Sportliche Erfolge in der damaligen Kreisklasse blieben nicht aus. So gab es 1950 doch ein ziemlich bizarres Ergebnis, als die Elf die Mannschaft von Rapid Regensburg mit sage und schreibe 18:0 nach Hause schickte. Rarität dabei: Karl Schröder und Konrad Vogelsang schossen je sieben (!) Tore. Trotzdem: 1952 erfolgte der Abstieg in die A-Klasse, erst zwei Jahre später gelang wieder der Aufstieg. Ein Unglück traf den Verein am 4. Februar 1959, als der hochverdienstvolle Vorsitzende Otto Neudert, dem der Bau des Sportheims (neben Baumeister Wolfgang Scharnagl) zu verdanken war, die Treppe des Heims in den Keller hinunterstürzte und noch an Ort und Stelle verstarb. Seine Position trat Walter Geiger an und ab 1964 Werner Buchholz, der 21 Jahre an der Spitze des Vereins stand und ihn in dieser Zeit maßgebend prägte.

In diesen Jahren des Wiederaufbaus gab es beim SV Weiden auch weitere Spartengründungen. Frauenturnen, Kegeln und sogar Schach brachten sich ein. Die spektakulärste und erfolgreichste Abteilung war freilich die Boxabteilung "Olympia". In der Radrennbahn am Hammerweg versammelten sich 1949/50 am Samstagabend Tausende, um "Olympia" siegen zu sehen. Mehrfach wurde "Olympia" bayerischer Meister - mit der härteste Gegner war im Übrigen die Staffel der SpVgg Weiden. Glanzvollster Boxer war Fritz Ehmann, der 1950 deutscher Meister im Leichtgewicht war und dem die Weidener Sportfreunde damals einen begeisterten Empfang am Bahnhof und in der Bahnhofstraße bereiteten.

Auch in der Fußballmannschaft gab es herausragende Begabungen. An erster Stelle ist Walter Feilhuber zu nennen, den der berühmte Nürnberger Club unter Vertrag nahm. Aber auch Siegfried König und Rudi Fröhlich, die später mit großem Erfolg zur SpVgg wechselten, müssen genannt werden. Um 1970 stieß Günther Helgert, agiler Linksaußen, vom SV zur SpVgg.

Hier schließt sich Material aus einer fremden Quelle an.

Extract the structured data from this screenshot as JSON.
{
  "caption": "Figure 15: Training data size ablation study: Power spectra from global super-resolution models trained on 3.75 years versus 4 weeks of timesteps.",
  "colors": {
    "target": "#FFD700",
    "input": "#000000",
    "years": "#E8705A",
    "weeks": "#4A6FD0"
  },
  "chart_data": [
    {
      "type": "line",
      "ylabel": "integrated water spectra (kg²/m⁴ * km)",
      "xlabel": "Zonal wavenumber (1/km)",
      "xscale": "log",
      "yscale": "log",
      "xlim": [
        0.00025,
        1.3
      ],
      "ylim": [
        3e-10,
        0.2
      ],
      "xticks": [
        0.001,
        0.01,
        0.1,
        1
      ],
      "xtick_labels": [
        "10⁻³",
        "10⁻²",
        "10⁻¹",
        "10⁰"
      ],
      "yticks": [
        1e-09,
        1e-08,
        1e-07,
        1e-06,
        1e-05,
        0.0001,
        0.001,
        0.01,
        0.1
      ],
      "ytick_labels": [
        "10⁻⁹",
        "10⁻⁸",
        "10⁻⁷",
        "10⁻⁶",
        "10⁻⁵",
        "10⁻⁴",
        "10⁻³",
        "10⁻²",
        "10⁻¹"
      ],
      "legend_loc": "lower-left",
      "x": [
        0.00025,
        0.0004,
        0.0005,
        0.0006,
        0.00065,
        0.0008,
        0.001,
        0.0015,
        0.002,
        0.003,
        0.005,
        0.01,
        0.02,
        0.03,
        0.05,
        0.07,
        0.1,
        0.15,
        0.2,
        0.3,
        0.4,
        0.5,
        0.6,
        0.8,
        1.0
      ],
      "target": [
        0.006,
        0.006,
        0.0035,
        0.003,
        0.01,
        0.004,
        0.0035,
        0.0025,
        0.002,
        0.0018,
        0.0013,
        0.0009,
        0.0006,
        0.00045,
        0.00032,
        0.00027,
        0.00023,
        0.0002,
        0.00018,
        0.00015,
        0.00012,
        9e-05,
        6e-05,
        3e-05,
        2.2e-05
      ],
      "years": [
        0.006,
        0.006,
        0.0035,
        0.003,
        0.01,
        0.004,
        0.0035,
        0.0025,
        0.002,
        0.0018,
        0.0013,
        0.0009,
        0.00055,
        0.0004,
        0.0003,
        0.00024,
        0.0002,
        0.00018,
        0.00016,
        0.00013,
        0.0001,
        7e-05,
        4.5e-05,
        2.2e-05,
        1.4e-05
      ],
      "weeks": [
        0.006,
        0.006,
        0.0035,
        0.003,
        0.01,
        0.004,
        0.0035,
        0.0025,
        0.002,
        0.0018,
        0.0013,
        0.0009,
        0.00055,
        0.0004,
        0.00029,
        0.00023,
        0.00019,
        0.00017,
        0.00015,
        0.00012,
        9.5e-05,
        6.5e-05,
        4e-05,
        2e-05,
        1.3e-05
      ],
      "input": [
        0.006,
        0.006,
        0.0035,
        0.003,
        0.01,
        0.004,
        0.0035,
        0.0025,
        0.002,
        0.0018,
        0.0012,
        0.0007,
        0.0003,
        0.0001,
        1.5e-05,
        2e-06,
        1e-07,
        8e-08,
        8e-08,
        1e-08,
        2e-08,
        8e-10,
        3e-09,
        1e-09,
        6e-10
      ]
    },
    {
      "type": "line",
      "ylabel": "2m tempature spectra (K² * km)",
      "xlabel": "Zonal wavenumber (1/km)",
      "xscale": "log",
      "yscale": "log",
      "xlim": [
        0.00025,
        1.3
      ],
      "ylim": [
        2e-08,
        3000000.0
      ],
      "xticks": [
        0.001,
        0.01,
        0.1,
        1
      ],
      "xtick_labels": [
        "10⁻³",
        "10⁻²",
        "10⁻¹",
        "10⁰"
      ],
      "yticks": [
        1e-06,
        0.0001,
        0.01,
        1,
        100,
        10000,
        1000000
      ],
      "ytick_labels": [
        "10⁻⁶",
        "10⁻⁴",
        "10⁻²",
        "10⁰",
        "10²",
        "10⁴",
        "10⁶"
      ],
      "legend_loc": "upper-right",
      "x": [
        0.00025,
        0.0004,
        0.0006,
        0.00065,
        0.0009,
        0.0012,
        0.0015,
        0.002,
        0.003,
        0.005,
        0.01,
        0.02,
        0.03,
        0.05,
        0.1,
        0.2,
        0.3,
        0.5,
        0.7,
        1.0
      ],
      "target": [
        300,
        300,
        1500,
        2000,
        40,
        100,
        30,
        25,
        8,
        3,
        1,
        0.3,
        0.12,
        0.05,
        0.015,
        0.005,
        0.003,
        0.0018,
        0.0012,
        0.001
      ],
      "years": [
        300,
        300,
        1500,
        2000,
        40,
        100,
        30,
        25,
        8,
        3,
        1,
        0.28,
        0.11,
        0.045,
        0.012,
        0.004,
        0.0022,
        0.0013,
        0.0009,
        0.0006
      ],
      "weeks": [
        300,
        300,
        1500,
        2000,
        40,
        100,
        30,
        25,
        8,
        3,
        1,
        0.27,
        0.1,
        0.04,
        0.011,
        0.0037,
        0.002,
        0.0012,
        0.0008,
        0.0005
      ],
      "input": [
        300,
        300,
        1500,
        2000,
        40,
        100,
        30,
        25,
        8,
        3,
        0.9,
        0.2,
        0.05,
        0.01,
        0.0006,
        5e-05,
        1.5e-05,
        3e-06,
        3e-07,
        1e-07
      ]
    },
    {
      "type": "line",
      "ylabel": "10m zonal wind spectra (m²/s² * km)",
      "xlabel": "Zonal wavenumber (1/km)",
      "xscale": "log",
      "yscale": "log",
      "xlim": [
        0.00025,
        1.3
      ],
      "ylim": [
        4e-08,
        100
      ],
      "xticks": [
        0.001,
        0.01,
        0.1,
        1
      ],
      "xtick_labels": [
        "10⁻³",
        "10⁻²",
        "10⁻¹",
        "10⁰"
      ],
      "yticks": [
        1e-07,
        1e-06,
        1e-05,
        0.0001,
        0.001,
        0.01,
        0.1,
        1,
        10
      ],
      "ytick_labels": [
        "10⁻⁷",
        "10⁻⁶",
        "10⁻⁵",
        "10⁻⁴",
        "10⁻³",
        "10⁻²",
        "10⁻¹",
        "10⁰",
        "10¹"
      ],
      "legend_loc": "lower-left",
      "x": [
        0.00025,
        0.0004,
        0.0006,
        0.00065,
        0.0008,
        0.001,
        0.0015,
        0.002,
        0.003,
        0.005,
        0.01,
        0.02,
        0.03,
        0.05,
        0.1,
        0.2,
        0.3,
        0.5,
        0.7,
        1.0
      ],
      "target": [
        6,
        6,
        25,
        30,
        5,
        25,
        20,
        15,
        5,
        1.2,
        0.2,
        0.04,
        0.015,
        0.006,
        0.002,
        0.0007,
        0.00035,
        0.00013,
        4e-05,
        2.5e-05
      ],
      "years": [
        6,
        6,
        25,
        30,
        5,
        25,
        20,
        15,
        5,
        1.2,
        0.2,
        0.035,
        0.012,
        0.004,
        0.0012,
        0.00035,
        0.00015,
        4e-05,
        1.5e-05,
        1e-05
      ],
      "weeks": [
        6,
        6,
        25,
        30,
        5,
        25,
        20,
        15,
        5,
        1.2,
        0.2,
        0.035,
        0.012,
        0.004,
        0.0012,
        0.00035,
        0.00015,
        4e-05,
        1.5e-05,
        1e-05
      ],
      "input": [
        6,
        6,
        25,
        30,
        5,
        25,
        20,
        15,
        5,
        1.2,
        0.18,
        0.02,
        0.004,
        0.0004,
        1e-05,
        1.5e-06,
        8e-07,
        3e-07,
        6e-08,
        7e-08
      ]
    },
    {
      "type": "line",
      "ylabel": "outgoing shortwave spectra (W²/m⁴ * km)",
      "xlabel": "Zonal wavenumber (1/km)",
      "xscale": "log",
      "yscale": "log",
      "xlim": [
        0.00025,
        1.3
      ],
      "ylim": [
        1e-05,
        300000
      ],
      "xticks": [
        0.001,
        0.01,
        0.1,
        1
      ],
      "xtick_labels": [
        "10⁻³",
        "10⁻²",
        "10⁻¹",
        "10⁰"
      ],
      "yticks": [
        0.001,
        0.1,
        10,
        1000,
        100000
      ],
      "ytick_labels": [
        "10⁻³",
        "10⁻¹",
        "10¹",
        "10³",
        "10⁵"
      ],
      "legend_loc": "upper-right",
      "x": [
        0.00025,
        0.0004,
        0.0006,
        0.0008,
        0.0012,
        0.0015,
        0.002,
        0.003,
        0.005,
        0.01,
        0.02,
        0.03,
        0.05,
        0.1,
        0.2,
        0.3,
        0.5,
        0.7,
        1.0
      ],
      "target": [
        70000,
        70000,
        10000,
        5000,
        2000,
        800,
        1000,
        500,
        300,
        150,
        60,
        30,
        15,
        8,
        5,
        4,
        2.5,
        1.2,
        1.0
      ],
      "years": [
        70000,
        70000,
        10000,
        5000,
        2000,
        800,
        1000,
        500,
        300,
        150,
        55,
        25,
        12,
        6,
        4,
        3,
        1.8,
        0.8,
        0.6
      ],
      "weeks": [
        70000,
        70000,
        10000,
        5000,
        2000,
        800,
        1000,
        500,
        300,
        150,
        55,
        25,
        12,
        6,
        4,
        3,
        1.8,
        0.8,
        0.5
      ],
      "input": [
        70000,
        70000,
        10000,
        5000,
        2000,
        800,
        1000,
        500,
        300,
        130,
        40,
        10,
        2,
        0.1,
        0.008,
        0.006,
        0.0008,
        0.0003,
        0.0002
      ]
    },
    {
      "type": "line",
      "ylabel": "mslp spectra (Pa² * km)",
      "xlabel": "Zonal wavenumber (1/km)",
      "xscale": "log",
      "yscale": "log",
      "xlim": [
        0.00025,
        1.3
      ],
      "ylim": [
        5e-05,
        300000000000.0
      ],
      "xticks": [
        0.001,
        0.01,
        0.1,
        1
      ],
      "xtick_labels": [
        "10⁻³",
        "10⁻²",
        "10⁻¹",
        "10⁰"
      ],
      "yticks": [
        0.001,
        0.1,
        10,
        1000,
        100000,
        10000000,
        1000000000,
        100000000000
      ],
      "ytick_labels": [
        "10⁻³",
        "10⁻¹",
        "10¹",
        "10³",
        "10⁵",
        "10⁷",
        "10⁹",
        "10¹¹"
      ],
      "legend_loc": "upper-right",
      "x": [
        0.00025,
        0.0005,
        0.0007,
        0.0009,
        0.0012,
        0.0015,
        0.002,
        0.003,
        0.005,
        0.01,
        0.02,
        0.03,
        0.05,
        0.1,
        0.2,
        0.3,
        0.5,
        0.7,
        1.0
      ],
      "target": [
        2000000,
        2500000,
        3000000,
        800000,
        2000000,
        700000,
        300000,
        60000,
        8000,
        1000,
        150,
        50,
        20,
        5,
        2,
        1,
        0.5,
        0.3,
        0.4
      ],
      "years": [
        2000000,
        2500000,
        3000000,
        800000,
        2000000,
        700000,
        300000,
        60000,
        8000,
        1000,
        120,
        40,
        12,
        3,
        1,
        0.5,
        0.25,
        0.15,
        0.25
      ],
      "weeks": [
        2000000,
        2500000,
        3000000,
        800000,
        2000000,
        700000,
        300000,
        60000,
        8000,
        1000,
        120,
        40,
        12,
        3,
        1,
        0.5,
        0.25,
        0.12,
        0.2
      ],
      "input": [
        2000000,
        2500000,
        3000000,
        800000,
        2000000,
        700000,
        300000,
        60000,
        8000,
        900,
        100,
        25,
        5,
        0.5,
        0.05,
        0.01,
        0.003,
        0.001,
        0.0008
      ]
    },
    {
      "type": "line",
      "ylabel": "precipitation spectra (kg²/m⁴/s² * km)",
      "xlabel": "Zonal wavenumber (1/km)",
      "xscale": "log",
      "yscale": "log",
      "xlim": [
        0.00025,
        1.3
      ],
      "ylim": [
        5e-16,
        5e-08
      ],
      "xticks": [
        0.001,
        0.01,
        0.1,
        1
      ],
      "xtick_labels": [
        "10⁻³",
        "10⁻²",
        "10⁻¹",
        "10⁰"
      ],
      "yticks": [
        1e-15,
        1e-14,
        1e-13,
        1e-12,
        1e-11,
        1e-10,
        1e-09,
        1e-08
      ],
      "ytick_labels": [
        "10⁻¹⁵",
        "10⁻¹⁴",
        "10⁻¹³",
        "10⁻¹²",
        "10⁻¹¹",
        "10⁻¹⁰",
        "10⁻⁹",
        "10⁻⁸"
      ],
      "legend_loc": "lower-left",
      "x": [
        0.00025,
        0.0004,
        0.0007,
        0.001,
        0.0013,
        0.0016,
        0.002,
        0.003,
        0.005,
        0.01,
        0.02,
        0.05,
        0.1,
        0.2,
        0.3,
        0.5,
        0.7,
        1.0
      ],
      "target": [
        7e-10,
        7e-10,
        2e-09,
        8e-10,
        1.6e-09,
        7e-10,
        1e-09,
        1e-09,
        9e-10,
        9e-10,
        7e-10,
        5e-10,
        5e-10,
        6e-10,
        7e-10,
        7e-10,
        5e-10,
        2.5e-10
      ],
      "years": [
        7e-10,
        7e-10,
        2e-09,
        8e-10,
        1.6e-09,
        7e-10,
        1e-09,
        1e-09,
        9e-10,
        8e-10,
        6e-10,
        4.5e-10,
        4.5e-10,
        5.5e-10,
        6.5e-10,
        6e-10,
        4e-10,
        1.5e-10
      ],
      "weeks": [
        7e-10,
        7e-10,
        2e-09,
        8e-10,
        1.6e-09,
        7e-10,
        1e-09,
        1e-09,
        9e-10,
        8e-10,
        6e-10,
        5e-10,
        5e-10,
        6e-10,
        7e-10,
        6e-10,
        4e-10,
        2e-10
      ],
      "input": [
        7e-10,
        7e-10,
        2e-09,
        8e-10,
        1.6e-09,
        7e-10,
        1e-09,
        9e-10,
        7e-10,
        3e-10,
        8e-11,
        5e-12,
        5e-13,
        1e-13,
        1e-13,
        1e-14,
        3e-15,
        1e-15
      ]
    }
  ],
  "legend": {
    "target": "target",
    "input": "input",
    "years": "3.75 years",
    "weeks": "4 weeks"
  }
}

Er spielte mehrfach mit großem Erfolg in der deutschen Amateurnationalmannschaft.

Im Gegenzug kamen Ende der 50er Jahre viele Nachwuchstalente der SpVgg zum Sportverein, am spektakulärsten natürlich der Wechsel des Sohnes des 1. Vorsitzenden der SpVgg, der später dann selbst, man kann schon sagen, legendärer Boss der SpVgg wurde: Gustl Hegner! Er hatte im Übrigen den schärfsten Schuss in der Liga. Gerüchten zufolge sollen Torhüter, die Freistöße von ihm tatsächlich wegfausten konnten, danach tagelang über Rückenschmerzen geklagt haben!

Fusion zur SpVgg SV

Die Geschichte des Vereins blieb wechselhaft und spannend. Ein Höhepunkt war sicherlich 1979 der Aufstieg in die Landesliga, und damit war man ein Jahr praktisch "in Augenhöhe" mit der SpVgg. Einschneidende Faktoren waren schließlich die Fusion mit dem TSV Detag zum SV Detag 1992 und schließlich im vergangenen Jahr die Fusion mit dem großen Bruder SpVgg, die in den neuen Vereinsnamen SpVgg SV mündete.

Will man ein Fazit ziehen, so bietet sich die Vereinsgeschichte sehr deutlich an: Ein sozialer und ab den 50er Jahren vor allem auch ein integrierender Verein. Was der Verein seit seiner Zeit an der Stockenhut an Einbindung Jugendlicher und junger Erwachsener geleistet hat, ist zumindest in der Stadt Weiden ohne Beispiel. Dieses Kapitel müsste sicher noch aufgearbeitet werden. Ansonsten ist der SV Weiden seit vergangenem Jahr durch die Fusion mit der SpVgg Geschichte. Eine Geschichte, in der er nicht immer nur erfolgreich gewesen ist, die er aber mit aufrechtem Gang durchschritten hat.